第4話-しづ心なく 花の散るらむ-

「まさか、一緒のクラスになれるなんてね」

「本当、運命的だね」


 虹ヶ丘高校は中高一貫校で、虹ヶ丘中学とは反対の塔側にあるため、校舎も繋がっている。新高校生になった実感もなく、新鮮さが感じられなかった。食堂前を通り過ぎ、階段を登ろうとしたとき、ふと立ち止まった。身長差と歩幅の違いで、七草さんがちゃんと付いてきているか心配になったからだ。案の定、距離が開いてしまっていた。


「どうしました?」

「いや、ちゃんと着いてきてるかなって」

「向かう先が同じだから、大丈夫ですよ?」


 七草さんは再びキョトンとした表情で答えた。相変わらずその仕草が可愛い。彼女が何を学んでそうなったのか気になるところだ。


「なら問題ないか」


 気を取り直して階段を登り始め、教室へ向かって歩き始める。今度は時々背後を振り返り、着いてきているか確認しよう。吹き抜けの中庭が見える三階の階段を登りながら、つい気になったことを聞いてしまった。


「なあ、七草、本当に嘘告白で告白してきたのか?」


 一ヶ月前のことを振り返って、もし嘘告白なら諦めるはずだと考えた。それが実際にはそうではなかったので、俺に気があったのだろうか。教室の扉を開けながら思考を加速させる。


「あー、いや、うん、忘れちゃいました」

「え、嘘だろ? 告白の動機を忘れたのか?」

「忘れちゃったんですー」

「本当に?」

「ふん、暁月さん、いじわる」


 どうやら拗ねてしまったようで、そのまま七草さんは教卓の方へ向かっていってしまった。秋と乙女心と猫は分からないと言うが、この状況で正しい選択肢を選べる人がいたら、それは多分天才だろう。


「それを言うなら、女心と秋の空だぞ」

「なっ、啓太! いつからいたんだ?」

「ずっといたぞ? 久しぶりだな、奏詩! それにしても、お前、彼女でもできたのか?」


 久しぶりと言うには三週間ぶりだが、それほどの時間でもない。


「友達だよ。それに、俺の声が漏れてたのか? そうだったらマジで恥ずいんだけど」

「いや、多分お前がそう考えているんだろうなと思ってただけだ。そうだ、お前の席はここだぞ?」


 啓太は普段おちゃらけているが、人の考えていることを雰囲気で感じ取ることができる。小学生の頃からそんな変わり者で、他のクラスメイトに避けられていたような人生を送っている。『バカと天才は紙一重』という言葉がぴったりな気がする。余計なことさえ言わなければ、頼りになるやつなんだけどな。

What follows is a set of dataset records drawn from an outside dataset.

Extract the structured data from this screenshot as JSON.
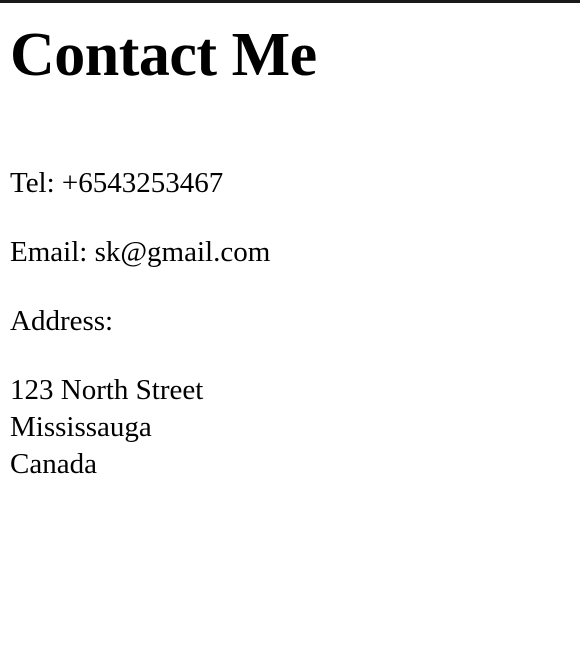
{
  "page": {
    "heading": "Contact Me",
    "tel": "Tel: +6543253467",
    "email": "Email: sk@gmail.com",
    "address_label": "Address:",
    "address_lines": [
      "123 North Street",
      "Mississauga",
      "Canada"
    ]
  },
  "colors": {
    "background": "#ffffff",
    "text": "#000000",
    "top_border": "#1a1a1a"
  }
}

「お前は小学生の頃から人と関わりすぎだったな。もっと人と接しないと後悔するぞ。彼女の本質をしっかり見極めろよ」

「わかってるよ。ほら、散った散った」

「いや、俺の席、お前の後ろなんだけどな」

「俺、赤橋啓太ってんだ。よろしくな、未来の彼女さん」

「は、はい! えっと、よろしくお願いします、赤橋さん。私は七草柚葉です。よろしくお願いします! あ、本チャイム鳴りますね。私、戻りますから」


 目の前で二人は握手を交わし、それぞれの席へ戻っていく。俺の席は廊下側の後ろから二番目で、一番後ろが啓太の席だ。七草さんは真ん中列の一番後ろの席で、地味に遠くて話に行きづらい。すると、本チャイムが鳴り響くと同時に見覚えのある人物が教室に入ってきた。